I venture, he says, to count it an improbable suggestion that any one who has graduated in all the faculties of human relationships; who has taken his share in all the deep joys and deeper anxieties which cling about them, who has felt the burden of young lives entrusted to his care, and has stood alone with his dead before the abyss of the Eternal—has never had a thought beyond negative criticism.

That is the Agnostic position as he defined it; an attitude, not a creed; and if he refused to affirm, he equally refused to deny.

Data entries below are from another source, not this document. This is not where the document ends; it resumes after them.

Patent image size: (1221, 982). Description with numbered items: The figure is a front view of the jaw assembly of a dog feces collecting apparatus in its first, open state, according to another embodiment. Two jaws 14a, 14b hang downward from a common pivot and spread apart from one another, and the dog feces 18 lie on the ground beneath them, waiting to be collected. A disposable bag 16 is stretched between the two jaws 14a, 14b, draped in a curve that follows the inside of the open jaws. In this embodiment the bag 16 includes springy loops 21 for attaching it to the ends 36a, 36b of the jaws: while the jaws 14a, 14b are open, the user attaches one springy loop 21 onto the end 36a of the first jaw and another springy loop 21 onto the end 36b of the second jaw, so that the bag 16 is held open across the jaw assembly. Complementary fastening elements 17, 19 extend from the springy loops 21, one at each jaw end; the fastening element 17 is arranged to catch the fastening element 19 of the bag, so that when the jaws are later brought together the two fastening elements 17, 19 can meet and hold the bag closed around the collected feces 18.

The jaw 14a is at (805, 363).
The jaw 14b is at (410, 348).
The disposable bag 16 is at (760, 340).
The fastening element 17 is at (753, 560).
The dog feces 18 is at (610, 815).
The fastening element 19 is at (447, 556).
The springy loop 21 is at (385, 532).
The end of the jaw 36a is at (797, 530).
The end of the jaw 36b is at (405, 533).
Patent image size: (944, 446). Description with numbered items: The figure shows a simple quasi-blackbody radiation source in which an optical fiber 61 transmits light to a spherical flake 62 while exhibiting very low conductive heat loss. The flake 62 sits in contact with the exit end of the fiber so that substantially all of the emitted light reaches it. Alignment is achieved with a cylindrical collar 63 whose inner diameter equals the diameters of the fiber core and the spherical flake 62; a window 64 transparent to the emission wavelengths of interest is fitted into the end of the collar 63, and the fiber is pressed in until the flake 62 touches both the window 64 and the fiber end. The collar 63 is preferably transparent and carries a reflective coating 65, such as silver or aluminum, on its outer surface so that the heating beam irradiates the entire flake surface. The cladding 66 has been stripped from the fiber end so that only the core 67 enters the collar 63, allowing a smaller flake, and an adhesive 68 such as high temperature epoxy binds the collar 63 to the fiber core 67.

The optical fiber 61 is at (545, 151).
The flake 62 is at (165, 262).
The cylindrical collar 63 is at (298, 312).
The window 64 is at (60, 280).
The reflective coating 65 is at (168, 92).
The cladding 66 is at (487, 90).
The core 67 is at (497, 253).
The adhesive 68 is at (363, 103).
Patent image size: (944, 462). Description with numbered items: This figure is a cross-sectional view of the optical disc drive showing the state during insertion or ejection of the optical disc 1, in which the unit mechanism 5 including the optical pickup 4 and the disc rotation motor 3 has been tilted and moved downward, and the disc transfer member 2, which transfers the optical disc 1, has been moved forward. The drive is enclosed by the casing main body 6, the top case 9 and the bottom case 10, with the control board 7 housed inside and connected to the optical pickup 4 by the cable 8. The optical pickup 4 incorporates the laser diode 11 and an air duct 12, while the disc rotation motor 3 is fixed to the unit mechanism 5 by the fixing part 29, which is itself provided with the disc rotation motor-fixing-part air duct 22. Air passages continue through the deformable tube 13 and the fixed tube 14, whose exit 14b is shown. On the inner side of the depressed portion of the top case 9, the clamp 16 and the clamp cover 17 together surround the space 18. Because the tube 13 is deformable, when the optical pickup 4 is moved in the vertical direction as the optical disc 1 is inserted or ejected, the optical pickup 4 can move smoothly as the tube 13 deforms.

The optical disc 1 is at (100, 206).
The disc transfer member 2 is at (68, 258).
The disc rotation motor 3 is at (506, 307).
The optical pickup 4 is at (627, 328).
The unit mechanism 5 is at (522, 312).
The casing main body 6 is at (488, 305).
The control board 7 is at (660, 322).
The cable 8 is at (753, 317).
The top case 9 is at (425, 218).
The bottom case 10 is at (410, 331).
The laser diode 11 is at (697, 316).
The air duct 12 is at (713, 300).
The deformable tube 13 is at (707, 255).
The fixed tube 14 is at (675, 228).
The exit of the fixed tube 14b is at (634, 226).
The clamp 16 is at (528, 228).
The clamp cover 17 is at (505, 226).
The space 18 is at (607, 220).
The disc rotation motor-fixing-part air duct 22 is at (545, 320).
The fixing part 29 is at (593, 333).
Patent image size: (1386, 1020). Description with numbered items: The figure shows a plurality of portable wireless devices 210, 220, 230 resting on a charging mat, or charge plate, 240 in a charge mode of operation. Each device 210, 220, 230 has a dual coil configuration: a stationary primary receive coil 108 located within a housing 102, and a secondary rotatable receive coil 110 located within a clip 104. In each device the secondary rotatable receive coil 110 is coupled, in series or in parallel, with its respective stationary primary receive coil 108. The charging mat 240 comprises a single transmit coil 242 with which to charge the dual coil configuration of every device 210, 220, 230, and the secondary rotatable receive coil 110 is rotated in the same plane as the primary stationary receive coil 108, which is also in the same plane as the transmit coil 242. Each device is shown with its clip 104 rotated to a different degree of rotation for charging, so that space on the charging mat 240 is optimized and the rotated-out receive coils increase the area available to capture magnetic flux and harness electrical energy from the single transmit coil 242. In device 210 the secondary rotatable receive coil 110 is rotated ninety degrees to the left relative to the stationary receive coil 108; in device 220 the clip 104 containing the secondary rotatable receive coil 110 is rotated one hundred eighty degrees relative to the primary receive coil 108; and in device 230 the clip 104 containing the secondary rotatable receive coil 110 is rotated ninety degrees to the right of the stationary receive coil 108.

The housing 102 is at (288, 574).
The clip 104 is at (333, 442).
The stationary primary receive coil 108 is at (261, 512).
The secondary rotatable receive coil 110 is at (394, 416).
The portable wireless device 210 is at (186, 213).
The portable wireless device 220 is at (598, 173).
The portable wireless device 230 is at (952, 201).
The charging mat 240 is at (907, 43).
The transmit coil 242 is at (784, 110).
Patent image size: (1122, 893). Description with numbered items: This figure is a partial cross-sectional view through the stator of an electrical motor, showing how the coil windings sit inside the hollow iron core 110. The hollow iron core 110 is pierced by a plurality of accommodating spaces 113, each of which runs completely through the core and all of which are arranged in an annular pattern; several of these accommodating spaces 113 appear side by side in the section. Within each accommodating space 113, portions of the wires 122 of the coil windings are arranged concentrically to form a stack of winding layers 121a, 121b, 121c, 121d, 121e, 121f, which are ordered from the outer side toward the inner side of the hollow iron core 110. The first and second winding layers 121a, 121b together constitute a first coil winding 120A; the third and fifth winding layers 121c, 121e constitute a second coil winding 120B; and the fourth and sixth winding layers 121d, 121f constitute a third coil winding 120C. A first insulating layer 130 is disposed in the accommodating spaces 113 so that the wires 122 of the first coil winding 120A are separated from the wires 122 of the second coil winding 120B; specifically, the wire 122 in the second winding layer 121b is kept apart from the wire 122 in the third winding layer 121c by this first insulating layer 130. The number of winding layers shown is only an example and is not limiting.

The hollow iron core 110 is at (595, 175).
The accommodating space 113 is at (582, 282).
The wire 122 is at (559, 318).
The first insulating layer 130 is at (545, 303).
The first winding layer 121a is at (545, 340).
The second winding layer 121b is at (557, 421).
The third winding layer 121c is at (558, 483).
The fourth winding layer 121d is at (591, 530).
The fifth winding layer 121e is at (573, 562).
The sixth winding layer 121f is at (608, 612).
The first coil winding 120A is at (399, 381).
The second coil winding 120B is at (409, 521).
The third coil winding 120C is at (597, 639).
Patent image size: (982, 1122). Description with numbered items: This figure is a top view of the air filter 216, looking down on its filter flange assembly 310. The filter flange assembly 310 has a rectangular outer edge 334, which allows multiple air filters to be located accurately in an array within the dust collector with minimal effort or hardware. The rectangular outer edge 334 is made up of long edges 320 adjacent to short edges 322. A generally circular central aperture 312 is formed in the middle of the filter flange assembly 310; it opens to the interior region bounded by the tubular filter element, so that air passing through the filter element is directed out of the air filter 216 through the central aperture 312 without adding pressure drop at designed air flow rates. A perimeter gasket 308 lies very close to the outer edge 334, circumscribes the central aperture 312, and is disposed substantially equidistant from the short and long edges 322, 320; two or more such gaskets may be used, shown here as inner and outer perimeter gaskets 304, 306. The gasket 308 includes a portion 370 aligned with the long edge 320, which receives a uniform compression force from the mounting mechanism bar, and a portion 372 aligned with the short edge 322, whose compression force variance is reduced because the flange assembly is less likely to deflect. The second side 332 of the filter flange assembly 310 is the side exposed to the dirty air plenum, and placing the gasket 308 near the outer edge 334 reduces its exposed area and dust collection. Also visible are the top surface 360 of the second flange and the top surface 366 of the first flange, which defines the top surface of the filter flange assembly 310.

Thus have the Pioneers of Evolution, clear-sighted and sure-footed, led us by ways undreamed-of at the start to a goal undreamed-of by the earliest among them. To have halted on the route when the graver difficulties of the road began would have made the journey futile, and have left their followers in the wilds. Evolution, applied to everything up to man, but stopping at the stage when he appears, would have remained a fascinating study, but would not have become a guiding philosophy of life. It is in the extension of its processes as explanation of all that appertains to mankind that its abiding value consists. That extension was inevitable. The old theologies of civilized races, useful in their day, because answering, however imperfectly, to permanent needs of human nature, no longer suffice. Their dogmas are traced as the lineal descendants of barbaric conceptions; their ritual is becoming an archæological curiosity. They have no answer to the questions propounded by the growing intelligence of our time; neither can they satisfy the emotions which they but feebly discipline. Their place is being slowly, but surely, and more effectively, filled by a theory which, interpreting the “mighty sum of things,” substitutes clear conceptions of unbroken order and relation between phenomena, in place of hazy conceptions of intermittent interferences; a theory which gives more than it takes away. For if men are deprived of belief in the pseudo-mysteries coined in a pre-scientific age, their wonder is fed, and their inquiry is stimulated, by the consciousness of the impenetrable mysteries of the Universe.